Monday, 6 May 2013

Exporting a digital scholarly edition

One of the most often requested features in a digital scholarly edition service is the ability to export data produced within it. This is a more complex problem than importing, which typically happens in stages: one adds some source texts, then marks them up, then adds annotations, images and formats to change its appearance and function over time. Getting all that data back out again into one archive that can be transported to a new site, or transferred to a different program can be a bit messy. Also adopting a radically new way to store texts for editing, viewing and comparing makes it harder to just "export" the stuff.
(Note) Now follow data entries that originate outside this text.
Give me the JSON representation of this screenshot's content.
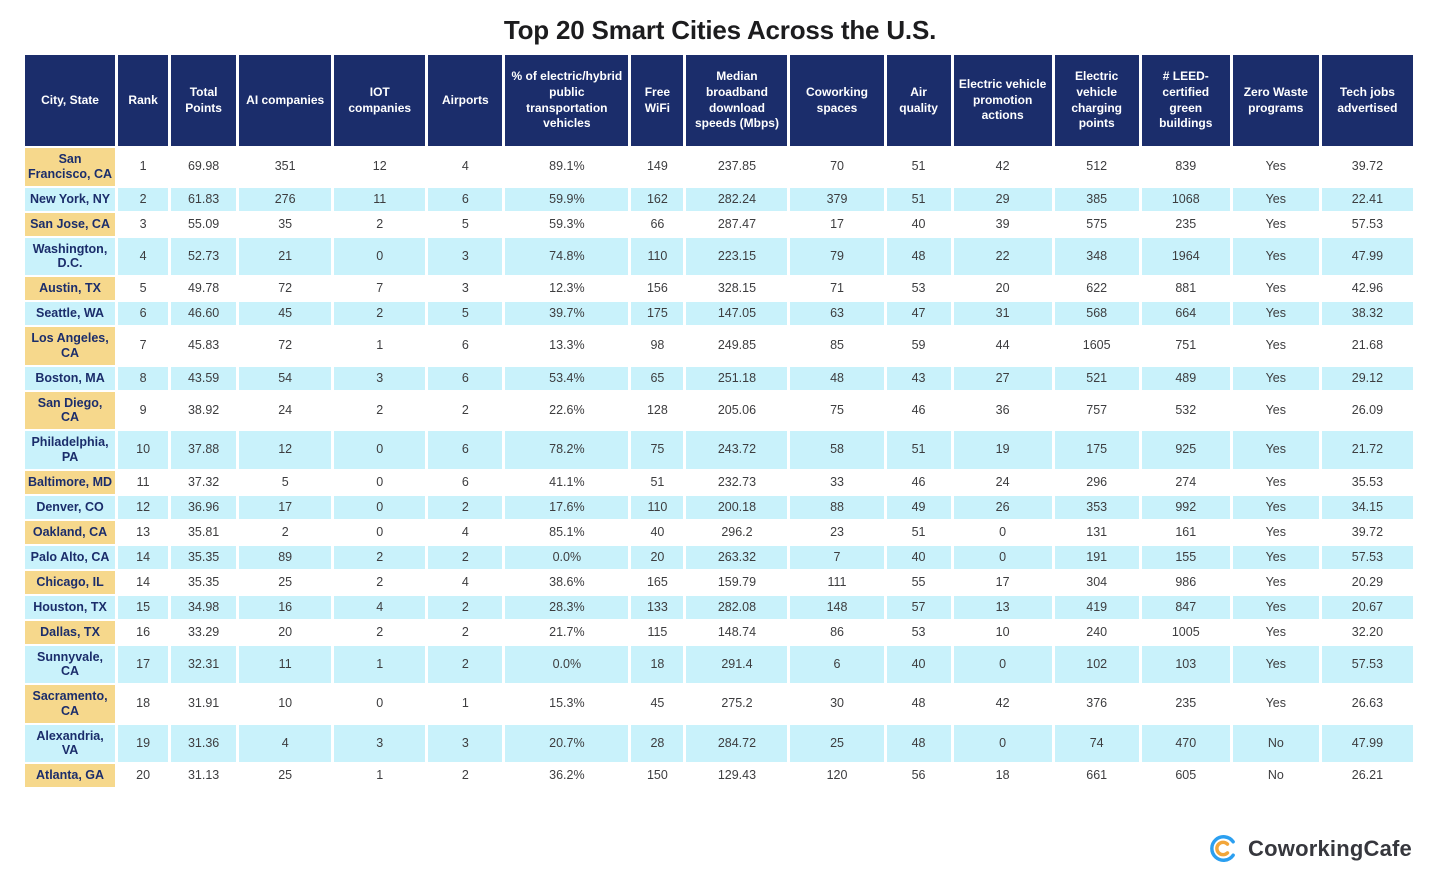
{
  "title": "Top 20 Smart Cities Across the U.S.",
  "logo": {
    "name": "CoworkingCafe"
  },
  "colors": {
    "header_bg": "#1b2d6b",
    "city_column_bg": "#f6d88c",
    "alt_row_bg": "#c9f2fb",
    "logo_blue": "#2b9ff0",
    "logo_orange": "#f2a63a"
  },
  "chart_data": {
    "type": "table",
    "title": "Top 20 Smart Cities Across the U.S.",
    "columns": [
      "City, State",
      "Rank",
      "Total Points",
      "AI companies",
      "IOT companies",
      "Airports",
      "% of electric/hybrid public transportation vehicles",
      "Free WiFi",
      "Median broadband download speeds (Mbps)",
      "Coworking spaces",
      "Air quality",
      "Electric vehicle promotion actions",
      "Electric vehicle charging points",
      "# LEED-certified green buildings",
      "Zero Waste programs",
      "Tech jobs advertised"
    ],
    "rows": [
      [
        "San Francisco, CA",
        "1",
        "69.98",
        "351",
        "12",
        "4",
        "89.1%",
        "149",
        "237.85",
        "70",
        "51",
        "42",
        "512",
        "839",
        "Yes",
        "39.72"
      ],
      [
        "New York, NY",
        "2",
        "61.83",
        "276",
        "11",
        "6",
        "59.9%",
        "162",
        "282.24",
        "379",
        "51",
        "29",
        "385",
        "1068",
        "Yes",
        "22.41"
      ],
      [
        "San Jose, CA",
        "3",
        "55.09",
        "35",
        "2",
        "5",
        "59.3%",
        "66",
        "287.47",
        "17",
        "40",
        "39",
        "575",
        "235",
        "Yes",
        "57.53"
      ],
      [
        "Washington, D.C.",
        "4",
        "52.73",
        "21",
        "0",
        "3",
        "74.8%",
        "110",
        "223.15",
        "79",
        "48",
        "22",
        "348",
        "1964",
        "Yes",
        "47.99"
      ],
      [
        "Austin, TX",
        "5",
        "49.78",
        "72",
        "7",
        "3",
        "12.3%",
        "156",
        "328.15",
        "71",
        "53",
        "20",
        "622",
        "881",
        "Yes",
        "42.96"
      ],
      [
        "Seattle, WA",
        "6",
        "46.60",
        "45",
        "2",
        "5",
        "39.7%",
        "175",
        "147.05",
        "63",
        "47",
        "31",
        "568",
        "664",
        "Yes",
        "38.32"
      ],
      [
        "Los Angeles, CA",
        "7",
        "45.83",
        "72",
        "1",
        "6",
        "13.3%",
        "98",
        "249.85",
        "85",
        "59",
        "44",
        "1605",
        "751",
        "Yes",
        "21.68"
      ],
      [
        "Boston, MA",
        "8",
        "43.59",
        "54",
        "3",
        "6",
        "53.4%",
        "65",
        "251.18",
        "48",
        "43",
        "27",
        "521",
        "489",
        "Yes",
        "29.12"
      ],
      [
        "San Diego, CA",
        "9",
        "38.92",
        "24",
        "2",
        "2",
        "22.6%",
        "128",
        "205.06",
        "75",
        "46",
        "36",
        "757",
        "532",
        "Yes",
        "26.09"
      ],
      [
        "Philadelphia, PA",
        "10",
        "37.88",
        "12",
        "0",
        "6",
        "78.2%",
        "75",
        "243.72",
        "58",
        "51",
        "19",
        "175",
        "925",
        "Yes",
        "21.72"
      ],
      [
        "Baltimore, MD",
        "11",
        "37.32",
        "5",
        "0",
        "6",
        "41.1%",
        "51",
        "232.73",
        "33",
        "46",
        "24",
        "296",
        "274",
        "Yes",
        "35.53"
      ],
      [
        "Denver, CO",
        "12",
        "36.96",
        "17",
        "0",
        "2",
        "17.6%",
        "110",
        "200.18",
        "88",
        "49",
        "26",
        "353",
        "992",
        "Yes",
        "34.15"
      ],
      [
        "Oakland, CA",
        "13",
        "35.81",
        "2",
        "0",
        "4",
        "85.1%",
        "40",
        "296.2",
        "23",
        "51",
        "0",
        "131",
        "161",
        "Yes",
        "39.72"
      ],
      [
        "Palo Alto, CA",
        "14",
        "35.35",
        "89",
        "2",
        "2",
        "0.0%",
        "20",
        "263.32",
        "7",
        "40",
        "0",
        "191",
        "155",
        "Yes",
        "57.53"
      ],
      [
        "Chicago, IL",
        "14",
        "35.35",
        "25",
        "2",
        "4",
        "38.6%",
        "165",
        "159.79",
        "111",
        "55",
        "17",
        "304",
        "986",
        "Yes",
        "20.29"
      ],
      [
        "Houston, TX",
        "15",
        "34.98",
        "16",
        "4",
        "2",
        "28.3%",
        "133",
        "282.08",
        "148",
        "57",
        "13",
        "419",
        "847",
        "Yes",
        "20.67"
      ],
      [
        "Dallas, TX",
        "16",
        "33.29",
        "20",
        "2",
        "2",
        "21.7%",
        "115",
        "148.74",
        "86",
        "53",
        "10",
        "240",
        "1005",
        "Yes",
        "32.20"
      ],
      [
        "Sunnyvale, CA",
        "17",
        "32.31",
        "11",
        "1",
        "2",
        "0.0%",
        "18",
        "291.4",
        "6",
        "40",
        "0",
        "102",
        "103",
        "Yes",
        "57.53"
      ],
      [
        "Sacramento, CA",
        "18",
        "31.91",
        "10",
        "0",
        "1",
        "15.3%",
        "45",
        "275.2",
        "30",
        "48",
        "42",
        "376",
        "235",
        "Yes",
        "26.63"
      ],
      [
        "Alexandria, VA",
        "19",
        "31.36",
        "4",
        "3",
        "3",
        "20.7%",
        "28",
        "284.72",
        "25",
        "48",
        "0",
        "74",
        "470",
        "No",
        "47.99"
      ],
      [
        "Atlanta, GA",
        "20",
        "31.13",
        "25",
        "1",
        "2",
        "36.2%",
        "150",
        "129.43",
        "120",
        "56",
        "18",
        "661",
        "605",
        "No",
        "26.21"
      ]
    ]
  }
}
So to overcome this I have added a PDEF (portable digital edition format) export function to calliope. This queries the server for all the files, markup views, annotations, images and formats, and downloads them all in a single .zip or .tar.gz archive. At the moment this is just a service in Calliope: the user invokes the calliope service e.g. in curl:

curl -X GET http://localhost:8080/pdef/?DOC_ID=english%2Fshakespeare%2Fkinglear.*\&FORMAT=TEXT\&FORMAT=MVD -o archive.tar.gz

This downloads a file, whose structure is:

This archive can then be uploaded using the mmpupload tool (or will be when I have modified it) to a new repository, effectively installing the DSE in a new location. All the user has to provide is a wildcard document identifier -- in this case "english/shakespeare/kinglear.*" and it will download all the files with that docid prefix. (Because this is a URL the "/"s have to be escaped as "%2F".) Upload supports two other formats: XML and MIXED. MIXED allows text and XML files to be freely intermingled.